Quando os abri novamente, pude ver ao fundo cabelos vermelhos acompanhados de olhos em fúria. E, então, tudo aconteceu muito rápido. Um outro carrinho apareceu, vindo da direita, o seu dono alheio ao que acontecia ao redor, conversando animadamente com um rapaz mais novo. O rapaz me olhou com os olhos arregalados, sabendo que o choque agora era iminente. Eu caí com tudo no chão, batendo com o osso do quadril no outro carrinho, e deslizando até uma prateleira com garrafas de água sanitária, que se espatifaram ao encontrar o chão, respingando em todos ao redor.

E esse foi o fim de James Potter.

Não, eu estou brincando.

Esse foi o quase-fim de James Potter.

Acho que Lily só não me matou porque tinham muitas testemunhas e ela tinha preguiça de apagar a memória de cada uma delas.

Levantei-me rapidamente e saí andando na direção contrária a que Lily estava, fingindo que a confusão não era comigo.

Quando virei no corredor de coisas para café da manhã, lá estava ela, em toda a sua ira, me encarando, de braços cruzados. Ela abriu a boca, e fechou novamente. Eu fiquei esperando ela conseguir juntar palavras suficientemente ofensivas que equivalessem à idiotice da situação que eu havia me metido, mas acho que ela estava tão brava que não conseguia pensar direito. Simplesmente descruzou os braços e saiu andando em direção aos frios.

Eu demorei alguns segundo para processar toda a situação e a segui, ficando a alguns passos de segurança atrás.

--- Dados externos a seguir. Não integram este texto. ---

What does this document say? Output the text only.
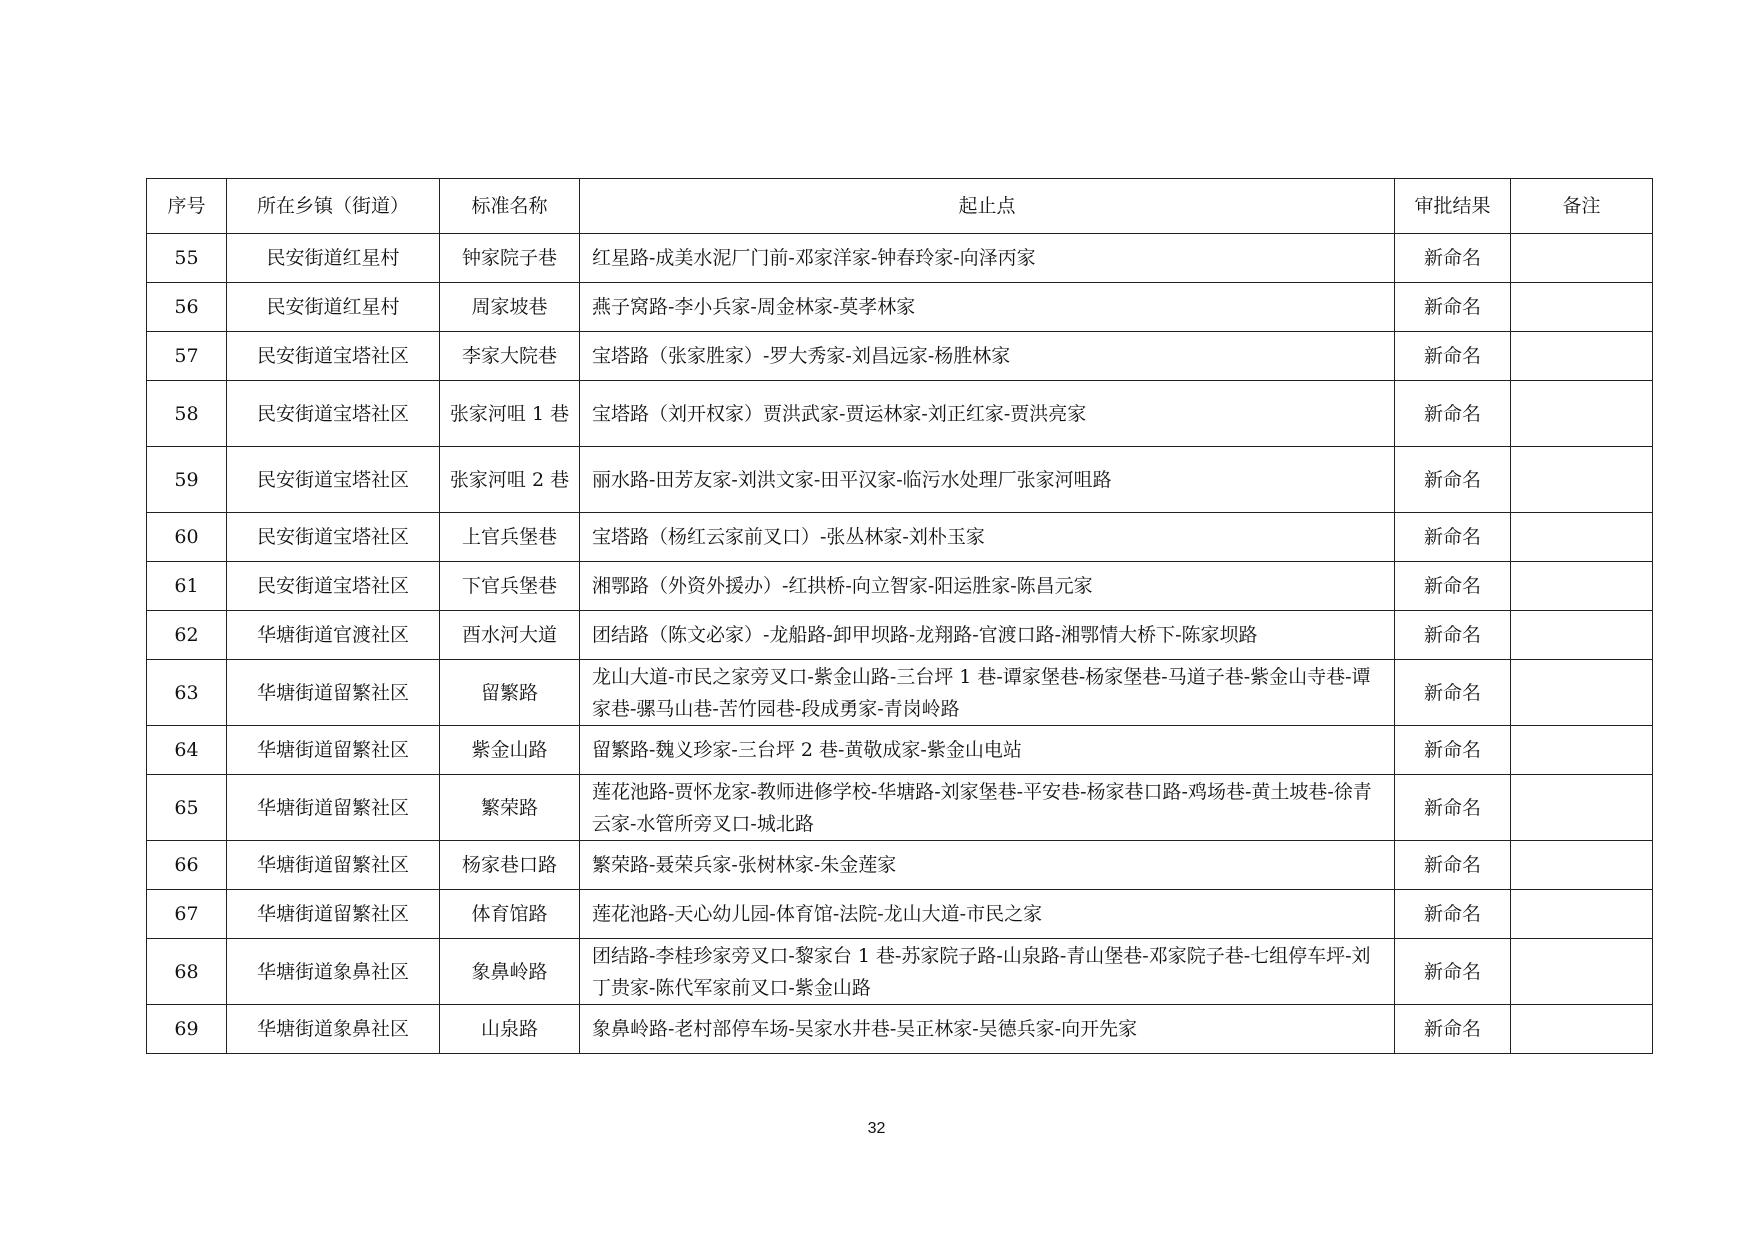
序号	所在乡镇（街道）	标准名称	起止点	审批结果	备注
55	民安街道红星村	钟家院子巷	红星路-成美水泥厂门前-邓家洋家-钟春玲家-向泽丙家	新命名	
56	民安街道红星村	周家坡巷	燕子窝路-李小兵家-周金林家-莫孝林家	新命名	
57	民安街道宝塔社区	李家大院巷	宝塔路（张家胜家）-罗大秀家-刘昌远家-杨胜林家	新命名	
58	民安街道宝塔社区	张家河咀 1 巷	宝塔路（刘开权家）贾洪武家-贾运林家-刘正红家-贾洪亮家	新命名	
59	民安街道宝塔社区	张家河咀 2 巷	丽水路-田芳友家-刘洪文家-田平汉家-临污水处理厂张家河咀路	新命名	
60	民安街道宝塔社区	上官兵堡巷	宝塔路（杨红云家前叉口）-张丛林家-刘朴玉家	新命名	
61	民安街道宝塔社区	下官兵堡巷	湘鄂路（外资外援办）-红拱桥-向立智家-阳运胜家-陈昌元家	新命名	
62	华塘街道官渡社区	酉水河大道	团结路（陈文必家）-龙船路-卸甲坝路-龙翔路-官渡口路-湘鄂情大桥下-陈家坝路	新命名	
63	华塘街道留繁社区	留繁路	龙山大道-市民之家旁叉口-紫金山路-三台坪 1 巷-谭家堡巷-杨家堡巷-马道子巷-紫金山寺巷-谭家巷-骡马山巷-苦竹园巷-段成勇家-青岗岭路	新命名	
64	华塘街道留繁社区	紫金山路	留繁路-魏义珍家-三台坪 2 巷-黄敬成家-紫金山电站	新命名	
65	华塘街道留繁社区	繁荣路	莲花池路-贾怀龙家-教师进修学校-华塘路-刘家堡巷-平安巷-杨家巷口路-鸡场巷-黄土坡巷-徐青云家-水管所旁叉口-城北路	新命名	
66	华塘街道留繁社区	杨家巷口路	繁荣路-聂荣兵家-张树林家-朱金莲家	新命名	
67	华塘街道留繁社区	体育馆路	莲花池路-天心幼儿园-体育馆-法院-龙山大道-市民之家	新命名	
68	华塘街道象鼻社区	象鼻岭路	团结路-李桂珍家旁叉口-黎家台 1 巷-苏家院子路-山泉路-青山堡巷-邓家院子巷-七组停车坪-刘丁贵家-陈代军家前叉口-紫金山路	新命名	
69	华塘街道象鼻社区	山泉路	象鼻岭路-老村部停车场-吴家水井巷-吴正林家-吴德兵家-向开先家	新命名	
32
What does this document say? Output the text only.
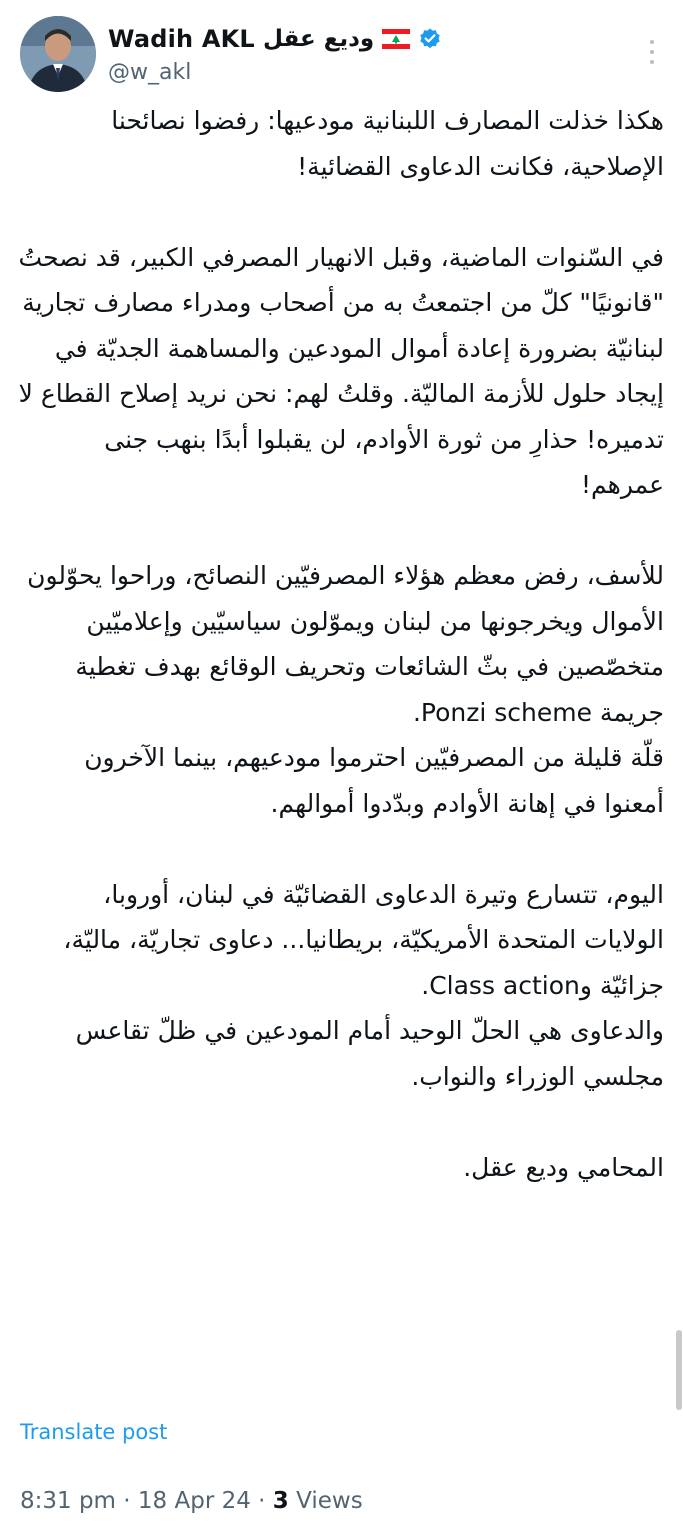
Wadih AKL وديع عقل
@w_akl

هكذا خذلت المصارف اللبنانية مودعيها: رفضوا نصائحنا الإصلاحية، فكانت الدعاوى القضائية!

في السّنوات الماضية، وقبل الانهيار المصرفي الكبير، قد نصحتُ "قانونيًا" كلّ من اجتمعتُ به من أصحاب ومدراء مصارف تجارية لبنانيّة بضرورة إعادة أموال المودعين والمساهمة الجديّة في إيجاد حلول للأزمة الماليّة. وقلتُ لهم: نحن نريد إصلاح القطاع لا تدميره! حذارِ من ثورة الأوادم، لن يقبلوا أبدًا بنهب جنى عمرهم!

للأسف، رفض معظم هؤلاء المصرفيّين النصائح، وراحوا يحوّلون الأموال ويخرجونها من لبنان ويموّلون سياسيّين وإعلاميّين متخصّصين في بثّ الشائعات وتحريف الوقائع بهدف تغطية جريمة Ponzi scheme.

قلّة قليلة من المصرفيّين احترموا مودعيهم، بينما الآخرون أمعنوا في إهانة الأوادم وبدّدوا أموالهم.

اليوم، تتسارع وتيرة الدعاوى القضائيّة في لبنان، أوروبا، الولايات المتحدة الأمريكيّة، بريطانيا... دعاوى تجاريّة، ماليّة، جزائيّة وClass action.

والدعاوى هي الحلّ الوحيد أمام المودعين في ظلّ تقاعس مجلسي الوزراء والنواب.

المحامي وديع عقل.

Translate post
8:31 pm · 18 Apr 24 · 3 Views
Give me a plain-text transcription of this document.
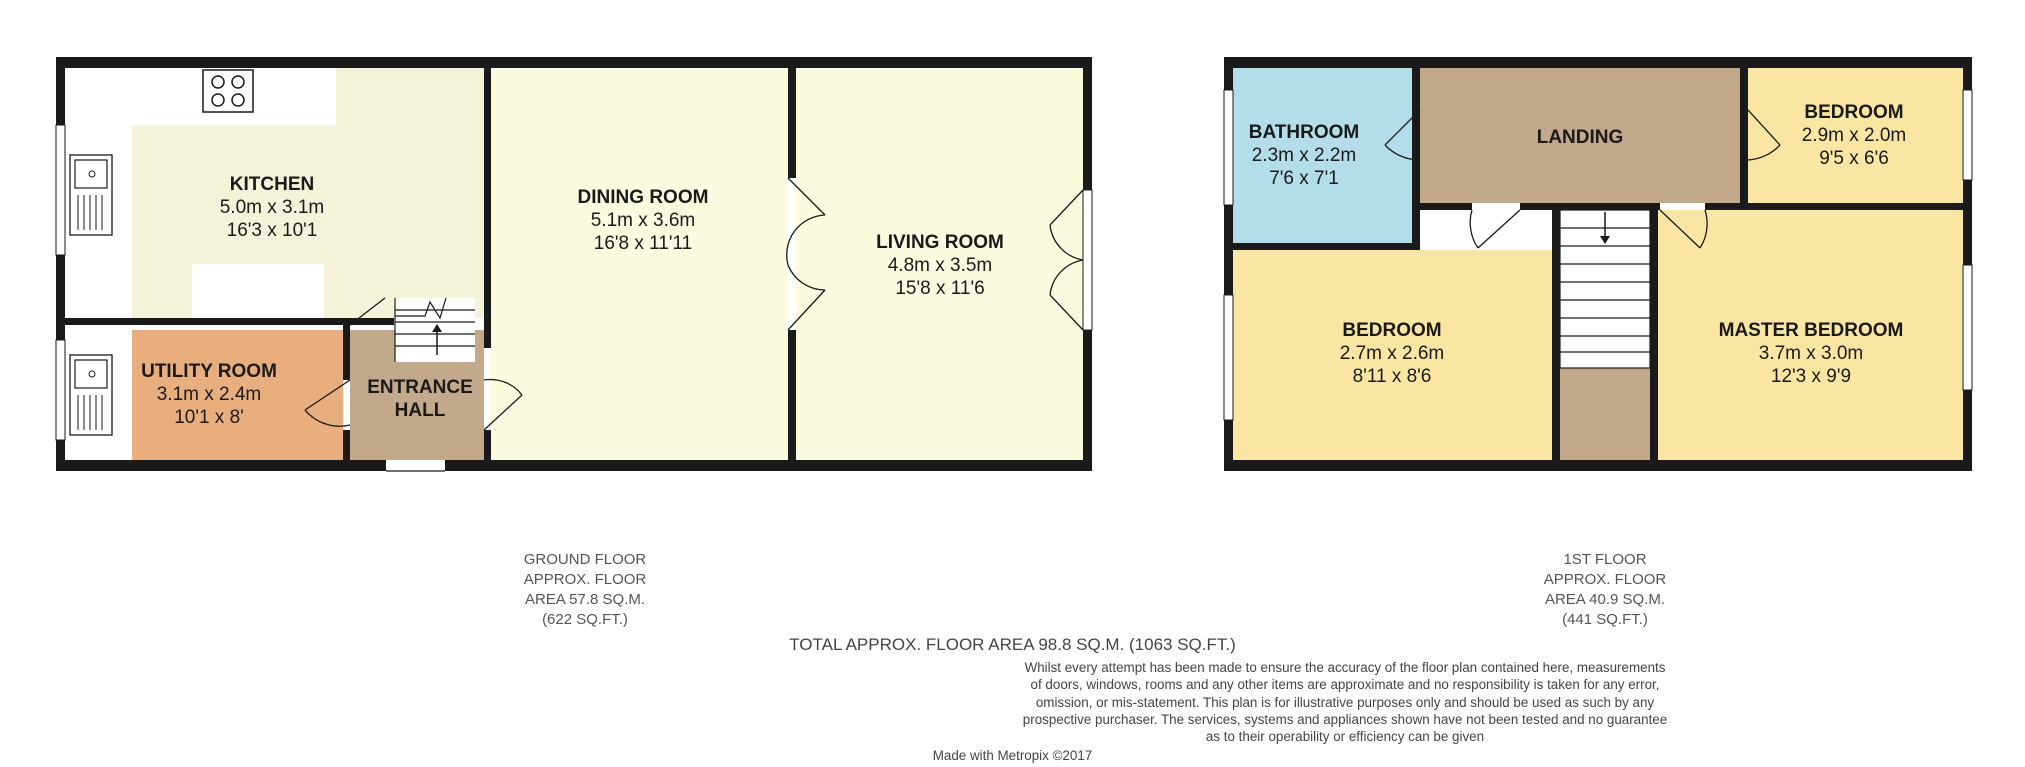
KITCHEN
5.0m x 3.1m
16'3 x 10'1
DINING ROOM
5.1m x 3.6m
16'8 x 11'11	LIVING ROOM
4.8m x 3.5m
15'8 x 11'6
UTILITY ROOM
3.1m x 2.4m
10'1 x 8'
ENTRANCE
HALL
BATHROOM
2.3m x 2.2m
7'6 x 7'1
LANDING
BEDROOM
2.9m x 2.0m
9'5 x 6'6
BEDROOM
2.7m x 2.6m
8'11 x 8'6
MASTER BEDROOM
3.7m x 3.0m
12'3 x 9'9
GROUND FLOOR
APPROX. FLOOR
AREA 57.8 SQ.M.
(622 SQ.FT.)
1ST FLOOR
APPROX. FLOOR
AREA 40.9 SQ.M.
(441 SQ.FT.)
TOTAL APPROX. FLOOR AREA 98.8 SQ.M. (1063 SQ.FT.)
Whilst every attempt has been made to ensure the accuracy of the floor plan contained here, measurements
of doors, windows, rooms and any other items are approximate and no responsibility is taken for any error,
omission, or mis-statement. This plan is for illustrative purposes only and should be used as such by any
prospective purchaser. The services, systems and appliances shown have not been tested and no guarantee
as to their operability or efficiency can be given
Made with Metropix ©2017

Ao chegar na fila dos frios e me postar atrás de Lily, ela estava conversando com a mulher da frente.

- Comprei um, 'tava verde.

- Ah, verde, horrível.

- Fritei, não saía nem fumaça, de tão verde.

- Não frita.

- Verde não frita, porque...

- 'Tá verde.

- 'Tá verde, é.

Peraí, eu estou em algum tipo de realidade alternativa ou isso de fato aconteceu? Que espécie de conversa era aquela?

Olhei pra Lily com uma expressão de confusão no rosto, esperando que ela sacasse a graça da situação, mas ela só me olhou feio e voltou a encarar a mulher. Chegou a nossa vez na fila, ela pediu o sagrado salame dela e eu continuei a seguindo, sem dizer nada, sem nem ousar respirar mais alto, porque eu ouvi dizer que é nesse estado que as pessoas malucas surtam e saem matando todo mundo. Elas estão super nervosas e um passo em falso já era, você 'tá batendo papo com Merlin.

Fizemos o resto das compras, ainda naquele silêncio agonizante, e estávamos na fila do caixa. Eu estava me sentindo mal já, uma angústia crescendo no meu peito, com aquela mulher calada, lançando-me olhares mortais.

A Lily é assim. Ela é esperta, ela tem um jeito de te fazer fraquejar que é incrível, quem me dera se eu também soubesse fazer.

Quando ela fica brava, ela faz escândalo. Quando ela fica muito brava, ela me ignora completamente. Fica me encarando, me medindo, vigiando cada movimento que eu faço num silencio gutural. Eu sinto seus olhos queimando a minha pele, sem exagero. Chega um momento que eu fico tão nervoso que não consigo nem fazer as coisas direito. Ela me faz sentir culpa até eu suplicar por perdão.

E, tenho que confessar, eu não estava muito longe da fase de 'suplicar por perdão'.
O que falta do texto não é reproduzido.